Fumier: les agronomes refusent de jouer le jeu de Québec

L'Ordre des agronomes du Québec (OAQ) a lancé un véritable pavé dans la mare en avisant Québec qu'il pourrait recommander à ses membres «de ne pas signer» les attestations destinées à certifier l'innocuité environnementale des amas de fumiers aux champs.

Dans son mémoire au ministre du Développement durable, de l'Environnement et des Parcs (MDDEP) Thomas Mulcair, qui propose d'alléger certaines normes applicables aux exploitations agricoles, l'OAQ met clairement le gouvernement en face de ses responsabilités: «Il est clair, écrit l'Ordre, que, dans la mesure où le législateur autorise le stockage en amas au champ, il se doit également d'accepter les risques possibles d'écoulement de ces amas vers les eaux de surface. Aussi, il est inacceptable d'exiger, d'autant plus dans un contexte réglementaire, qu'un agronome engage sa responsabilité professionnelle en signant une attestation à l'effet qu'un projet de stockage respecte une telle disposition», c'est-à-dire en certifiant que ces amas de fumier ne contamineront pas les eaux de surface.

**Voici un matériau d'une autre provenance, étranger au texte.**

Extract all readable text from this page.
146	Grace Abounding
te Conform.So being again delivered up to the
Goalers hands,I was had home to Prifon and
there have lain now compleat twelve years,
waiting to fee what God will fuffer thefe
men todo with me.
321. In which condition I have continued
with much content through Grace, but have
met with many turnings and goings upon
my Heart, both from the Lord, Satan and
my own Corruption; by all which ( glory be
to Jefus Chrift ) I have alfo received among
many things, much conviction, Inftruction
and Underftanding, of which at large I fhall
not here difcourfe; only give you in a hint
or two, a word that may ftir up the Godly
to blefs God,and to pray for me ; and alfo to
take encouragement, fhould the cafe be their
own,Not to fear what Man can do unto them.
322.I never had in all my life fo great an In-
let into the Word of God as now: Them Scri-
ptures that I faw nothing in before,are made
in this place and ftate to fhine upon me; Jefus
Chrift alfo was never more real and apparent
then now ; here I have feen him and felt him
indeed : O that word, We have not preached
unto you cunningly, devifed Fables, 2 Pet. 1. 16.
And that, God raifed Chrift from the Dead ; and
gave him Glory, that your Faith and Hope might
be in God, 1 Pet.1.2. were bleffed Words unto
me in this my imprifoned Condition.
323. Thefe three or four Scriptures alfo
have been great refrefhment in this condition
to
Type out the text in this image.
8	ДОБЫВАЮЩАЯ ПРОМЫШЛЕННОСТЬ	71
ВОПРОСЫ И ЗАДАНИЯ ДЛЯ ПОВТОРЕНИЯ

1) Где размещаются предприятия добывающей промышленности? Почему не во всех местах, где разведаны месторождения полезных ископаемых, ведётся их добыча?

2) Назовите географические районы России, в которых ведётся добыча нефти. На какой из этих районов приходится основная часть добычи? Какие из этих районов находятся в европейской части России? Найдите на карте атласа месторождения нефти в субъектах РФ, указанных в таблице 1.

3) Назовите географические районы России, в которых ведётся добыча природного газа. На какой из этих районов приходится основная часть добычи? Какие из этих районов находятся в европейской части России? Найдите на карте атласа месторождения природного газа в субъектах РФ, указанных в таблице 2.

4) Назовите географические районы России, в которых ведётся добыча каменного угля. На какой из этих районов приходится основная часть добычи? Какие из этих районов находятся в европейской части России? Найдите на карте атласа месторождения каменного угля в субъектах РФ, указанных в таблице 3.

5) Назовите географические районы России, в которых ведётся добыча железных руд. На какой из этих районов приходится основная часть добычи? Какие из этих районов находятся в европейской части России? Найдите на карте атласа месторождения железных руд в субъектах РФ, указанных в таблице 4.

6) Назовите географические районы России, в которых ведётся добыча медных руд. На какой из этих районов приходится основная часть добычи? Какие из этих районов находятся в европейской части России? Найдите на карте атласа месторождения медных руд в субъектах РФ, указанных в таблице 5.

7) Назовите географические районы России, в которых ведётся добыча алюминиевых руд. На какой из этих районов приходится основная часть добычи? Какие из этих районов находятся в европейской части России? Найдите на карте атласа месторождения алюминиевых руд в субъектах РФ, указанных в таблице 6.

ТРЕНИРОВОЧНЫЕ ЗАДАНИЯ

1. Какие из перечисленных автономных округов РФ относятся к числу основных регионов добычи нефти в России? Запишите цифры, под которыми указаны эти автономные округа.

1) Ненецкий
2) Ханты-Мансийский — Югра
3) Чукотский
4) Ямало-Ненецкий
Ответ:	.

La réglementation actuelle, adoptée l'an dernier par le gouvernement Charest dans une logique de développement durable et de protection des eaux souterraines et de surface, prévoit que la pratique des amas de fumier au champ deviendra illégale à compter de samedi prochain, 1er octobre. À la suite d'intenses pressions du milieu agricole et de ses puissants alliés au Secrétariat du Conseil exécutif, Québec a décidé d'autoriser la poursuite du stockage au champ à condition que les tas de fumier ne contiennent pas plus de 3,2 tonnes de phosphore, soit à peu près la production annuelle d'une cinquantaine de vaches, et que le lixiviat n'atteigne pas les eaux de surface. On n'interdirait pas la contamination des eaux souterraines sous les amas laissés en plein air, sous la pluie.

Pour l'Ordre des agronomes, l'obligation de résultat que Québec exige — soit de ne pas contaminer les cours d'eau — constitue une exigence déraisonnable parce que la science ne fournit aucune garantie sur cette question, au demeurant peu étudiée. Un comité est d'ailleurs en train d'évaluer les impacts potentiel de cette technique mais l'OAQ estime qu'il faudrait beaucoup plus de projets-pilote, suivis sur une plus longue période, pour qu'on puisse déterminer avec rigueur si cette pratique est sans impact sur l'environnement et à quelles conditions.

«À défaut de retirer cette exigence d'obligation de résultat du projet de règlement, écrit l'ordre professionnel, qu'il soit question d'une attestation ou d'une recommandation, l'OAQ pourrait recommander à ses membres de ne pas signer de tels document», précise le mémoire.

L'OAQ évoque toutefois un compromis: on pourrait demander à un agronome de produire une recommandation mais sans obligation de résultat. Le professionnel aurait donc droit de se tromper sans risques personnels. Mais d'ici à ce que la science ait accouché de conclusions fermes dans ce débat, l'Ordre s'oppose même à ce qu'on exige des recommandations à ces membres, ce qui pourrait les placer en situation de recommander des pratiques éventuellement déclarées dommageables à l'environnement.